British photographer Simon Roberts has travelled the coastline of Britain over the past three years in order to create a captivating and fascinating photographic record of the country's remaining 'pleasure piers'. The resulting book, Pierdom, pays homage to Britain's piers, those monuments of Victorian engineering and eccentricity. While it may seem just as eccentric to make a photographic study of piers, Sir John Betjeman reminds us at the end of the book: “Piers provide a walk on the sea without the disadvantage of being seasick, and are havens of fresh air and freedom which we can ill afford to lose."
Pleasure piers were first built during the 19th century, concurrently with the introduction of the railways that enabled mass tourism to make its way to seaside resorts. However, while approximately 100 piers existed at the beginning of the last century, only about half that number remains today. Roberts beautifully captures the 58 surviving piers with a 4x5 plate camera, evoking a sense of nostalgia by poetically narrating their former days of glory. Also documented in this book are six “lost" piers, either damaged by fire or devoured by the sea over time.
In many of the images, the grey of the sea meets the lighter grey of the sky, creating a flat, detached feeling, underlining the present neglect that these formerly significant structures receive, to captivating effect.
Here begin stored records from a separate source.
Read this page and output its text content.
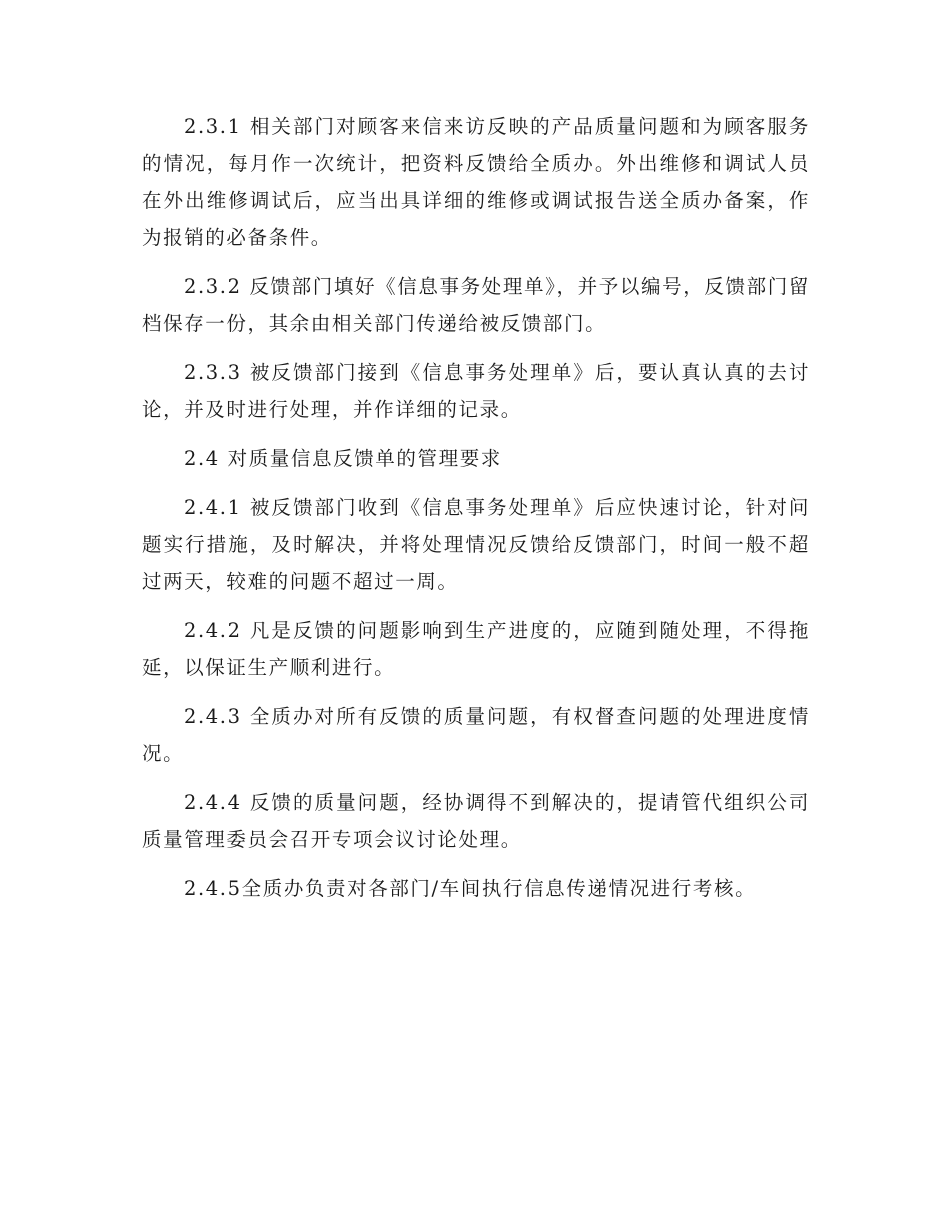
2.3.1 相关部门对顾客来信来访反映的产品质量问题和为顾客服务的情况，每月作一次统计，把资料反馈给全质办。外出维修和调试人员在外出维修调试后，应当出具详细的维修或调试报告送全质办备案，作为报销的必备条件。

2.3.2 反馈部门填好《信息事务处理单》，并予以编号，反馈部门留档保存一份，其余由相关部门传递给被反馈部门。

2.3.3 被反馈部门接到《信息事务处理单》后，要认真认真的去讨论，并及时进行处理，并作详细的记录。

2.4 对质量信息反馈单的管理要求

2.4.1 被反馈部门收到《信息事务处理单》后应快速讨论，针对问题实行措施，及时解决，并将处理情况反馈给反馈部门，时间一般不超过两天，较难的问题不超过一周。

2.4.2 凡是反馈的问题影响到生产进度的，应随到随处理，不得拖延，以保证生产顺利进行。

2.4.3 全质办对所有反馈的质量问题，有权督查问题的处理进度情况。

2.4.4 反馈的质量问题，经协调得不到解决的，提请管代组织公司质量管理委员会召开专项会议讨论处理。

2.4.5全质办负责对各部门/车间执行信息传递情况进行考核。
Despite its cool, almost cold tone, the book also shows piers which still have a vibrant life, such as the Southend-on-sea pier in Essex, an impressive theme park, or the Brighton palace pier in East Sussex, complete with pubs and the pier's entertainment games.
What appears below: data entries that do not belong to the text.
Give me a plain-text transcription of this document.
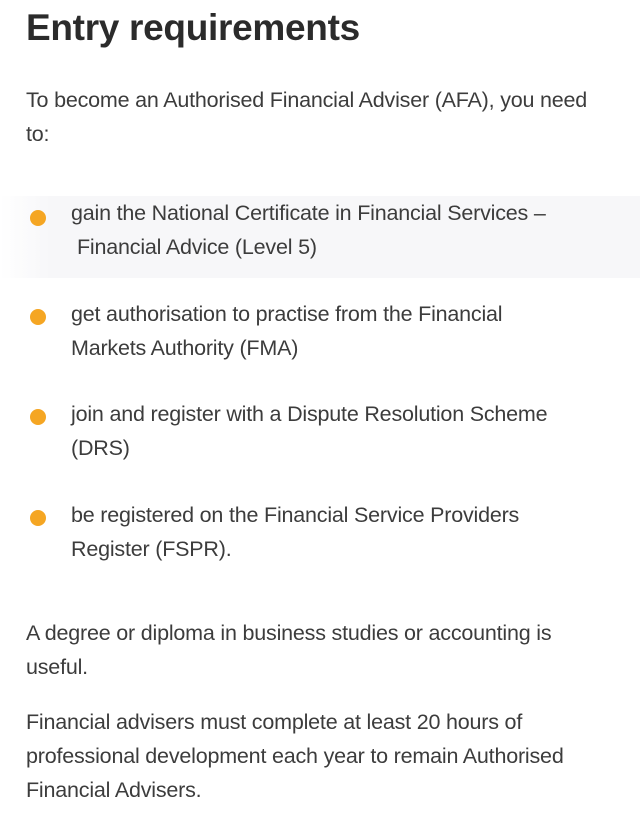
Entry requirements

To become an Authorised Financial Adviser (AFA), you need to:

gain the National Certificate in Financial Services –
Financial Advice (Level 5)
get authorisation to practise from the Financial
Markets Authority (FMA)
join and register with a Dispute Resolution Scheme
(DRS)
be registered on the Financial Service Providers
Register (FSPR).

A degree or diploma in business studies or accounting is useful.

Financial advisers must complete at least 20 hours of professional development each year to remain Authorised Financial Advisers.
Pierdom is a natural continuation of Roberts' last work, We English, a careful look at the changing patterns of leisure in a country where overpopulation and decreasing employment has meant that more people have more time on their hands than ever before. Focusing on the niche of pleasure piers for this book, where Roberts succeeds is in capturing the variety of styles and structures of the remaining piers in Britain; some of modest and minimalistic stature, others more refined and exotic, reminiscent of the Victorian era they were built in. Using his established landscape style, Roberts documents the remaining piers with a similar tone and aesthetic of We English, beautifully mundane and timeless.
Pierdom is an alternative and distinct representation of England. The book's simple yet clear design, and large format – a 246mm x 305mm landscape hard cover – gives room to the photographs to reflect the piers' majestic structures. Accompanied by a historical introduction written by Francis Hodgson (photography critic for the Financial Times and former Head of Photographs at Sotheby's, London), and a legend of all existing piers dotted on the map of Britain, the book is as documentary as it is creative.